#### Question

For any positive integer n , prove that n^{3} − n divisible by 6.

#### Solution

We have n^{3} − n = n(n^{2} − 1) = (n − 1) (n) (n + 1)

Let, n be any positive integer. Since any positive integer is of the form 6q or 6q + 1 or, 6q + 2 or, 6q + 3 or, 6q + 4 or, 6q + 5.

If n = 6q, then

(n − 1)(n)(n + 1) = (6q − 1)(6q)(6q + 1)

= 6[(6q − 1)(q)(6q + 1)]

= 6m, which is divisible by 6

If n = 6q + 1, then

(n − 1)(n + 1) = (6q)(6q + 1)(6q + 2)

= 6[(q)(6q + 1)(6q + 2)]

= 6m, which is divisible by 6

If n = 6q + 2, then

(n − 1)(n)(n + 1) = (6q + 1)(6q + 2)(6q + 3)

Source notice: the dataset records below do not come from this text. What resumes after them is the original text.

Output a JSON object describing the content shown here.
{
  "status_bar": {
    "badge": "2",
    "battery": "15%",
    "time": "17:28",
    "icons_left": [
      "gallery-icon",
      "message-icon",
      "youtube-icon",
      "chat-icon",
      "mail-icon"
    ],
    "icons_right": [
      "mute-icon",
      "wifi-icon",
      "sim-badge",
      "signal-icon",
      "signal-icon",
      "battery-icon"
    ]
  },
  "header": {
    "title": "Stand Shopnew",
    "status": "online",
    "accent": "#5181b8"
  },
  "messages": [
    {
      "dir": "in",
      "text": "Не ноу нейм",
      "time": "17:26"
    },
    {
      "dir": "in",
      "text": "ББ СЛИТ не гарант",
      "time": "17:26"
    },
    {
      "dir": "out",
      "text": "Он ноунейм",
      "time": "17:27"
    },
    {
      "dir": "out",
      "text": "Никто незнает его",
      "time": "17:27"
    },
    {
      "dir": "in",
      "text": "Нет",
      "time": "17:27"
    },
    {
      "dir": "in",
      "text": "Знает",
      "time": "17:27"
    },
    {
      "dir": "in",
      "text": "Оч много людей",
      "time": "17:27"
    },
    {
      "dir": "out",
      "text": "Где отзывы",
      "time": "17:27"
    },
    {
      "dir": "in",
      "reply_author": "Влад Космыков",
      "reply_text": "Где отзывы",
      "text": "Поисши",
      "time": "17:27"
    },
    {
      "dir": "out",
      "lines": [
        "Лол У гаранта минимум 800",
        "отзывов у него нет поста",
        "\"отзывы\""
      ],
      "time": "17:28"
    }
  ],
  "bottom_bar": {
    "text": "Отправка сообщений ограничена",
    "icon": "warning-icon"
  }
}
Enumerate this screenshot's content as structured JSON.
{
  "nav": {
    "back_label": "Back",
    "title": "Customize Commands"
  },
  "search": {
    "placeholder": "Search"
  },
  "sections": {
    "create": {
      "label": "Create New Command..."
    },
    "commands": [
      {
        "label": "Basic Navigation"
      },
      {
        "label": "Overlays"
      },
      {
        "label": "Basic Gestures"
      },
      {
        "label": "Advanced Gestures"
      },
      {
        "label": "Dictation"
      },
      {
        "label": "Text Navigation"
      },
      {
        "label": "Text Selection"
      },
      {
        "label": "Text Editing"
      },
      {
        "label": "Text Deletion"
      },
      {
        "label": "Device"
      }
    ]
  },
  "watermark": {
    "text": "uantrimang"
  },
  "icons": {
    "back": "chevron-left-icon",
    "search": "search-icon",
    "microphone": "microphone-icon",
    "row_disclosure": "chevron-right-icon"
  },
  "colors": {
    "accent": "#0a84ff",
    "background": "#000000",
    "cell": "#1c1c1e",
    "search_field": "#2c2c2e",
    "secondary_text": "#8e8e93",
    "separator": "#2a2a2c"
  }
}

= 6[(6q + 1)(3q + 1)(2q + 1)]

= 6m, which is divisible by 6

If n = 6q + 3, then

(n − 1)(n)(n + 1) = (6q + 3)(6q + 4)(6q + 5)

= 6[(3q + 1)(2q + 1)(6q + 4)]

= 6m, which is divisible by 6

If n = 6q + 4, then

(n − 1)(n)(n + 1) = (6q + 3)(6q + 4)(6q + 5)

= 6[(2q + 1)(3q + 2)(6q + 5)]

= 6m, which is divisible by 6

If n = 6q + 5, then

(n − 1)(n)(n + 1) = (6q + 4)(6q + 5)(6q + 6)

= 6[(6q + 4)(6q + 5)(q + 1)]

= 6m, which is divisible by 6

Hence, for any positive integer n, n^{3} – n is divisible by 6.